If all it takes to make science truth is to provide quotes of famous people calling it truth, then religion is probably truth a thousand times over.
A lot of the arguments and evidence you bring to the table are circular and only true from the reference point of whatever internal logic you've decided to assemble for yourself. Does this mean you're surrounded by Chinese shills? Probably not, but that is also apparently the truth you've decided to believe in, evidence be damned.
What people are trying to make you see is that epistemologically, absolute truth is a ridiculous bar that, if you set as the hurdle for science to meet, is only going to disappoint you time and again.

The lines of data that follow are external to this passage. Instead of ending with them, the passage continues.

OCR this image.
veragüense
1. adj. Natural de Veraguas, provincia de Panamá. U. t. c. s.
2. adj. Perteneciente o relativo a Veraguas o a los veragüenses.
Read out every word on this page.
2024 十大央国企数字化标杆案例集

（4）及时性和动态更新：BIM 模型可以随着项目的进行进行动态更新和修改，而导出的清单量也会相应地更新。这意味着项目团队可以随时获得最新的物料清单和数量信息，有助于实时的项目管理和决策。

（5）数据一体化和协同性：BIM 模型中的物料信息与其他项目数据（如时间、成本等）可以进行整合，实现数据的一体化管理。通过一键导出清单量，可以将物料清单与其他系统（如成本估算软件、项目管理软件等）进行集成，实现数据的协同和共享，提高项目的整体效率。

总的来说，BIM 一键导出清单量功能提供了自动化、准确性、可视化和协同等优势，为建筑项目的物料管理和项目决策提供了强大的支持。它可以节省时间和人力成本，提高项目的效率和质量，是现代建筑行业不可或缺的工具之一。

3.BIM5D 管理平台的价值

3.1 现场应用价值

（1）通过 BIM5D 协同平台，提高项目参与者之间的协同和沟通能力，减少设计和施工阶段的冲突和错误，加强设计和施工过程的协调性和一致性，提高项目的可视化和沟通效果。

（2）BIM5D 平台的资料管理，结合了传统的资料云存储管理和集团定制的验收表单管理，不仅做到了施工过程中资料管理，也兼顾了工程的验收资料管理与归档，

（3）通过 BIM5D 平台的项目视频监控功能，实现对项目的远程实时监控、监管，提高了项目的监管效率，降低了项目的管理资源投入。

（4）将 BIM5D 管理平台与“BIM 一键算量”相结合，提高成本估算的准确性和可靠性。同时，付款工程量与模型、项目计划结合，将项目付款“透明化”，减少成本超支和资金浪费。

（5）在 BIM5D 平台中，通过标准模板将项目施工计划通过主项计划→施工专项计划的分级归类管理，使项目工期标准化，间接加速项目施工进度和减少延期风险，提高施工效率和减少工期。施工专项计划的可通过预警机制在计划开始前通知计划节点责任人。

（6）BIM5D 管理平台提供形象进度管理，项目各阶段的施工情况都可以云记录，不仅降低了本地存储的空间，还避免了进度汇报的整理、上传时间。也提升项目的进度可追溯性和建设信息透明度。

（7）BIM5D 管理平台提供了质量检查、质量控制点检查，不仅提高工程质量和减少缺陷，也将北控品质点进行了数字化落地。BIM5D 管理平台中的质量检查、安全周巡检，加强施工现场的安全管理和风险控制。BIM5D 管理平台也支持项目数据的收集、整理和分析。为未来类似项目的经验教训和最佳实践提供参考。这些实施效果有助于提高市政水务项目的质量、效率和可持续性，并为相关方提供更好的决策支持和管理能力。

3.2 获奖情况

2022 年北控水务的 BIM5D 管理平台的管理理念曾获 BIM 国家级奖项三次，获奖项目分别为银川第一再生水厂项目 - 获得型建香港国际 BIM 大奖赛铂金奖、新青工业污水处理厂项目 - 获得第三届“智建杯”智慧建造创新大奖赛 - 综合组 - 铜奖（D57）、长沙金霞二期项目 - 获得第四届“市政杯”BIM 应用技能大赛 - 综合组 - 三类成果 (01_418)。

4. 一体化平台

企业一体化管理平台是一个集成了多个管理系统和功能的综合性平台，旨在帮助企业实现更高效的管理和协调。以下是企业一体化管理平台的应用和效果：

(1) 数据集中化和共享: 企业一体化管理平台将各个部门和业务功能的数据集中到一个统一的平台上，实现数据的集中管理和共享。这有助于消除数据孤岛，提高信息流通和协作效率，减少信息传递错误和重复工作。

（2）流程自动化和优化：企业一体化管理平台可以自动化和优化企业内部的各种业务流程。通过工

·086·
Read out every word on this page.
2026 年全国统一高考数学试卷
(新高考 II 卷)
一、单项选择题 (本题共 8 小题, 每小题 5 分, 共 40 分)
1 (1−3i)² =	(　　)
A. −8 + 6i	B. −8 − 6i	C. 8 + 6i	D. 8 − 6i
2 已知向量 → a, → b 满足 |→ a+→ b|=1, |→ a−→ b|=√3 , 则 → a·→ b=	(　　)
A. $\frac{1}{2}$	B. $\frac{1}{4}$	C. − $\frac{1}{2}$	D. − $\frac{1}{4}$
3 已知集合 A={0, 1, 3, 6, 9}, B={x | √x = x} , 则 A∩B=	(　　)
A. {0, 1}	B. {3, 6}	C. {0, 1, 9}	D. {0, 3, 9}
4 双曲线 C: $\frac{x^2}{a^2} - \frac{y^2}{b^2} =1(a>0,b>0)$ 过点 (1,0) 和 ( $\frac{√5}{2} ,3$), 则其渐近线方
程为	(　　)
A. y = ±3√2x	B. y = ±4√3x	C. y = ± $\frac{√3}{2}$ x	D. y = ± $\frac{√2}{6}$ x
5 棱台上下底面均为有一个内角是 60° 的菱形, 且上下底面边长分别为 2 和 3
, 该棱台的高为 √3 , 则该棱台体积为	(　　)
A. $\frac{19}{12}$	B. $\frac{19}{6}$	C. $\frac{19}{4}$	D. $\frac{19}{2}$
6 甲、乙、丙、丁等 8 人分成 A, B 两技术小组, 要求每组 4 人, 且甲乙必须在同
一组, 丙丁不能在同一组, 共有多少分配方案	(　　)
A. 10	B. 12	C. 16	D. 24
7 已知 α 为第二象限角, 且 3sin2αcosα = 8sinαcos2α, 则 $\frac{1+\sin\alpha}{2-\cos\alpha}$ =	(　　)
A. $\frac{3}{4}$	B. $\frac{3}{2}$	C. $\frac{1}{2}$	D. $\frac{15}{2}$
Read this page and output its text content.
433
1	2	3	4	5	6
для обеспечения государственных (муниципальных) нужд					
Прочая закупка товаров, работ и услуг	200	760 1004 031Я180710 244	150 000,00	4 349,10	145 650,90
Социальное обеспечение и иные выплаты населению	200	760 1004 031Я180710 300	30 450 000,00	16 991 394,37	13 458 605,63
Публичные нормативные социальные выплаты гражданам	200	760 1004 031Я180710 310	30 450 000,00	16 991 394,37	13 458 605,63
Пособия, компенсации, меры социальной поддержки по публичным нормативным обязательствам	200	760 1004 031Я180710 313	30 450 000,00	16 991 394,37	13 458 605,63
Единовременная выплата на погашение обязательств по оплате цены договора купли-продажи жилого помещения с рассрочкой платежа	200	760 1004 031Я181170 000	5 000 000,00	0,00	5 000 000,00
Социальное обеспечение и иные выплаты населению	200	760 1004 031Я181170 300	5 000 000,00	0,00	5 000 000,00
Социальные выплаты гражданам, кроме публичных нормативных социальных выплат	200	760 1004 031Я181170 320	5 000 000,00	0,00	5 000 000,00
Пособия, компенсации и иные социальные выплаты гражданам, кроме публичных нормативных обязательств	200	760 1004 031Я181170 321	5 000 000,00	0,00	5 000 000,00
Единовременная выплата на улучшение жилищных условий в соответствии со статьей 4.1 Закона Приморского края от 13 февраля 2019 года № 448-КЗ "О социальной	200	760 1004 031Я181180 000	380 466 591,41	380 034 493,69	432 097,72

Scientific knowledge does not have any special status or truth value conferred on it beyond the very educated guesswork of scientists and the time and effort and money that goes into verification. It's an endeavour that relies entirely on empiricism and the flaws that come with having limited human perceptions.
Does this mean that science is exactly the same as religion when it comes to reliability? Of course not, because the things that you choose to believe in when you believe in science are different, more accurate and reproducible.
To claim that science has some ineffable attribute that puts it above any other belief, on the other hand, is discounting and discrediting the effort and very nature of scientific knowledge, and ascribing to it the kind of mystic quality that is exactly what makes religious knowledge so ridiculous.
"If the story of Adam and Eve wasn't true and correct, then there wouldn't be any humans."
You have a very binary understanding of what is necessary for something to be true that is almost dogmatic.
The rules of chemistry need not be true and correct for formulas to succeed. People were doing correct things for the wrong reasons, even scientifically, for centuries, if not millennia. Think about things like surgeons not washing hands, inefficient gunpowder, bloodletting, or the attempts at a unified theory of Physics - we know that not everything is correct, yet the formulas don't fail at small enough scales/slow enough scales/within certain observational parameters.
You're right that science aims for truth, but that doesn't mean it can attain anything more than our closest approximation of the truth (limited by human perspectives and resources). We believe in it because it is what works, for now. And the beauty of this is that if one day some incontrovertible proof for a higher being does come up, we will recalibrate all our theories to account for it (presumably after very, very stringent checks.)
Now if your whole point is Science has done very many good things all around us, that is 100% true! But that says nothing about the truth value of Science, beyond that there is a lot of evidence of it working that one time (which is not what you seem to be claiming when you say it exists regardless of belief).